VIII. Machine-Readable Fragment (Drop-in)
performance:
workload: {mode:"micro-batch", batch_size:2048, parallelism:{workers:32, threads_per_worker:2}}
targets: {qps:{value:9000}, latency_ms:{p50:5,p95:20,p99:40}, utilization_rho:{max:0.75}}
profiling:{tools:["perf","flamegraph"], sampling_interval_ms:50, hotspots:["serialization","network"]}
pressure_test:{stages:["transform","feature","export"], ramp:{from_qps:2000,to_qps:12000,step:1000,dwell_s:120},
saturation_criteria:["latency_ms.p99>48","ρ>0.85"]}
scaling:
strategy: "hybrid"
horizontal: {shard_key:"entity_id", rebalance:"consistent-hash"}
vertical: {sku_ref:"c16m128", max_sku:"c32m256"}
autoscale: {enabled:true, metric:"latency_ms.p95", target:18, min_replicas:8, max_replicas:64, cooldown_s:120}
cost:
model: {compute:{on_demand_usd_per_h:0.52, spot_discount:0.55}, storage:{usd_per_gb_mo:0.023}, egress:{usd_per_gb:0.09}}
budget:{currency:"USD", monthly_cap:8000, alert_thresholds:{warn:0.8, block:1.0}}
mix: {on_demand_ratio:0.5, spot_ratio:0.5}
reporting:{window:"P30D", breakdown:["compute","storage","egress","observability"]}
metrology:{units:"SI", check_dim:true}
IX. Lint Rules (Excerpt, Normative)
lint_rules:
- id: PERF.TARGETS_DEFINED
when: "$.performance.targets"
assert: "has_keys(qps, latency_ms, utilization_rho)"
level: error
- id: PERF.RAMP_VALID
when: "$.performance.pressure_test.ramp"
assert: "value.from_qps > 0 and value.to_qps > value.from_qps and value.step > 0"
level: error
- id: SCALE.AUTOSCALE_BOUNDS
when: "$.scaling.autoscale"
assert: "value.enabled == false or (value.min_replicas >= 1 and value.max_replicas >= value.min_replicas)"
level: error
- id: COST.BUDGET_DEFINED
when: "$.cost.budget"
assert: "has_keys(currency, monthly_cap) and value.monthly_cap > 0"
level: error
- id: METROLOGY.SI_AND_CHECKDIM
when: "$.metrology"
assert: "units == 'SI' and check_dim == true"
level: error
X. Export Manifest & Reports
export_manifest:
version: "v1.0"
artifacts:
- {path:"perf/qps_latency_curve.csv", sha256:"..."}
- {path:"perf/flamegraph.svg", sha256:"..."}
- {path:"scaling/autoscale_history.csv", sha256:"..."}
- {path:"cost/monthly_breakdown.csv", sha256:"..."}
- {path:"capacity/plan.yaml", sha256:"..."}
references:
- "EFT.WP.Core.DataSpec v1.0:EXPORT"
- "EFT.WP.Core.Metrology v1.0:check_dim"
XI. Chapter Compliance Checklist
- Targets & profiles defined: QPS/latency_ms/ρ targets explicit; load test/profile reproducible; hotspots evidenced.
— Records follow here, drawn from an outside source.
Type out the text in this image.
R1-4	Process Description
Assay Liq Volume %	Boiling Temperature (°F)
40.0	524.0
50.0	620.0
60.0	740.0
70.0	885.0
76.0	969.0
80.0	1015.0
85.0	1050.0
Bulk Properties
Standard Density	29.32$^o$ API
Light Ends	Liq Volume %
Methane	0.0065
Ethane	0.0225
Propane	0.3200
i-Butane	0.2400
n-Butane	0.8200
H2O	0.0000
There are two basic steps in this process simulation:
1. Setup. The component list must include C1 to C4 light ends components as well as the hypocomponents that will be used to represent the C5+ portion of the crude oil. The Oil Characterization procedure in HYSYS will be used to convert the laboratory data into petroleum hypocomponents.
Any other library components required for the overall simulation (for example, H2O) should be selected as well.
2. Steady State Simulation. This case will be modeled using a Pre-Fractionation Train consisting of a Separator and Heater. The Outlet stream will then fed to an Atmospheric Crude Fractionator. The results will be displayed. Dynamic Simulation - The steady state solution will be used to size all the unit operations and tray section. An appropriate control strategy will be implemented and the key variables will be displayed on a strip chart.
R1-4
- Scaling strategies & bounds complete: H/V/hybrid and autoscale parameters reasonable; coordinated with Ch.10 scheduling/resources.
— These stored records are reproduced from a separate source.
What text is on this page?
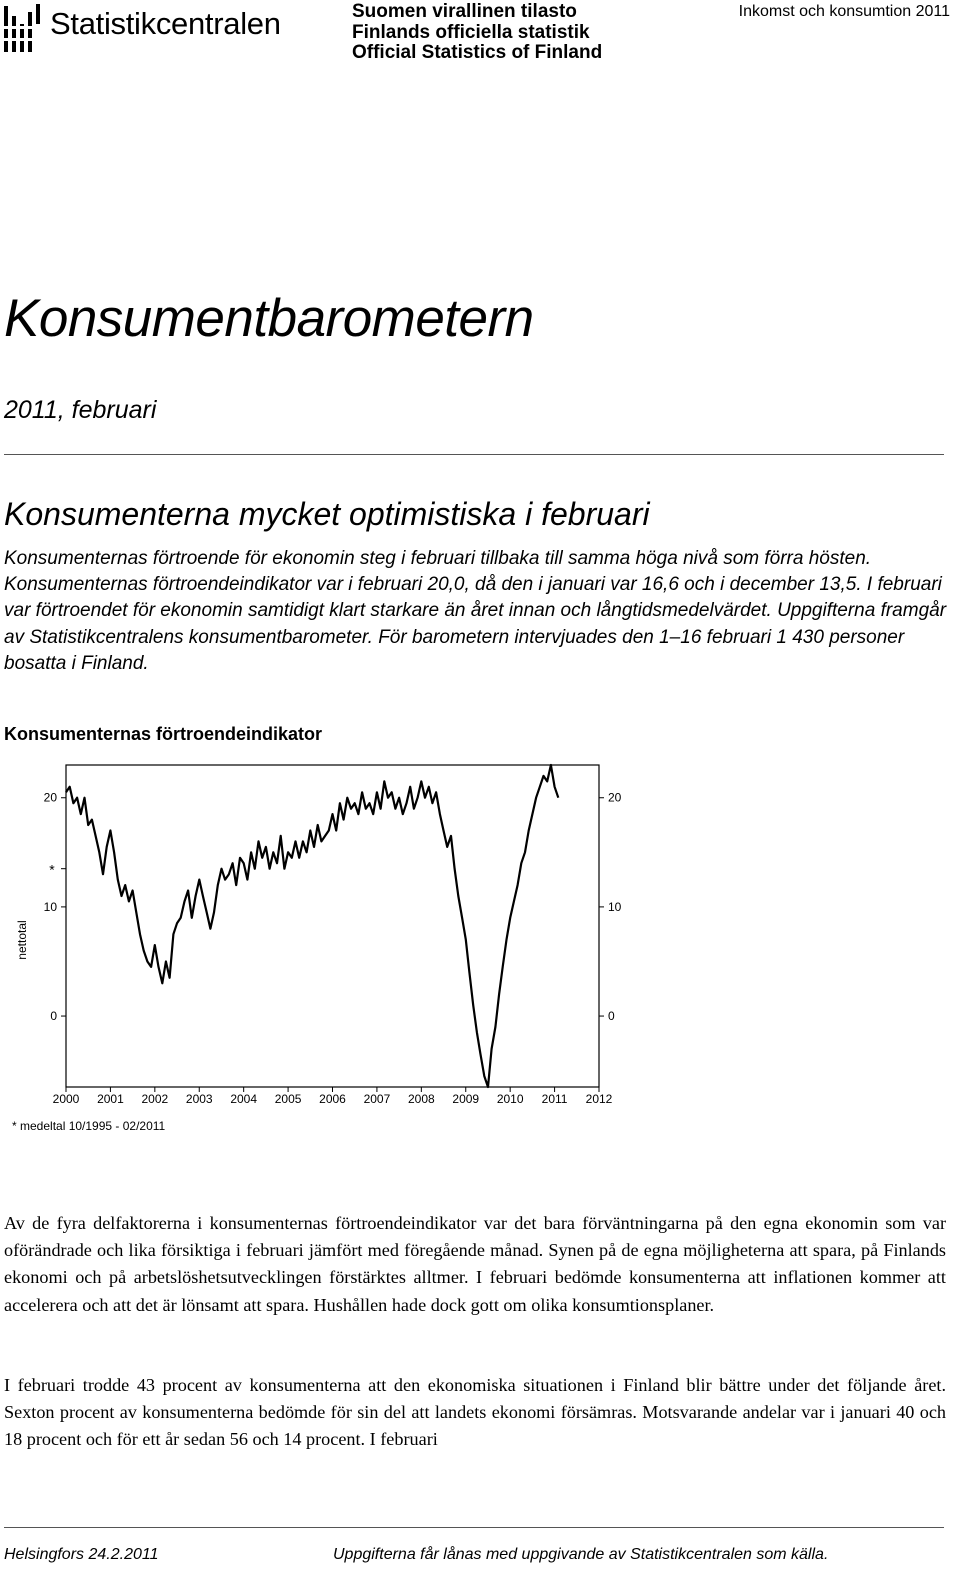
Statistikcentralen	Suomen virallinen tilasto
Finlands officiella statistik
Official Statistics of Finland
Inkomst och konsumtion 2011
Konsumentbarometern
2011, februari
Konsumenterna mycket optimistiska i februari

Konsumenternas förtroende för ekonomin steg i februari tillbaka till samma höga nivå som förra hösten. Konsumenternas förtroendeindikator var i februari 20,0, då den i januari var 16,6 och i december 13,5. I februari var förtroendet för ekonomin samtidigt klart starkare än året innan och långtidsmedelvärdet. Uppgifterna framgår av Statistikcentralens konsumentbarometer. För barometern intervjuades den 1–16 februari 1 430 personer bosatta i Finland.

Konsumenternas förtroendeindikator
0	0
10	10
20	20
2000 2001 2002 2003 2004 2005 2006 2007 2008 2009 2010 2011 2012
*
nettotal
* medeltal 10/1995 - 02/2011

Av de fyra delfaktorerna i konsumenternas förtroendeindikator var det bara förväntningarna på den egna ekonomin som var oförändrade och lika försiktiga i februari jämfört med föregående månad. Synen på de egna möjligheterna att spara, på Finlands ekonomi och på arbetslöshetsutvecklingen förstärktes alltmer. I februari bedömde konsumenterna att inflationen kommer att accelerera och att det är lönsamt att spara. Hushållen hade dock gott om olika konsumtionsplaner.

I februari trodde 43 procent av konsumenterna att den ekonomiska situationen i Finland blir bättre under det följande året. Sexton procent av konsumenterna bedömde för sin del att landets ekonomi försämras. Motsvarande andelar var i januari 40 och 18 procent och för ett år sedan 56 och 14 procent. I februari

Helsingfors 24.2.2011	Uppgifterna får lånas med uppgivande av Statistikcentralen som källa.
- Cost model, budget & alert thresholds clear; unit-cost KPIs and resource utilization traceable.
- SI metrology with check_dim=true; if T_arr appears, delta_form/path/measure registered and validated.
- Export manifest lists perf curves/flamegraphs/auto-scale history/cost breakdown/capacity plan with sha256, satisfying release gates.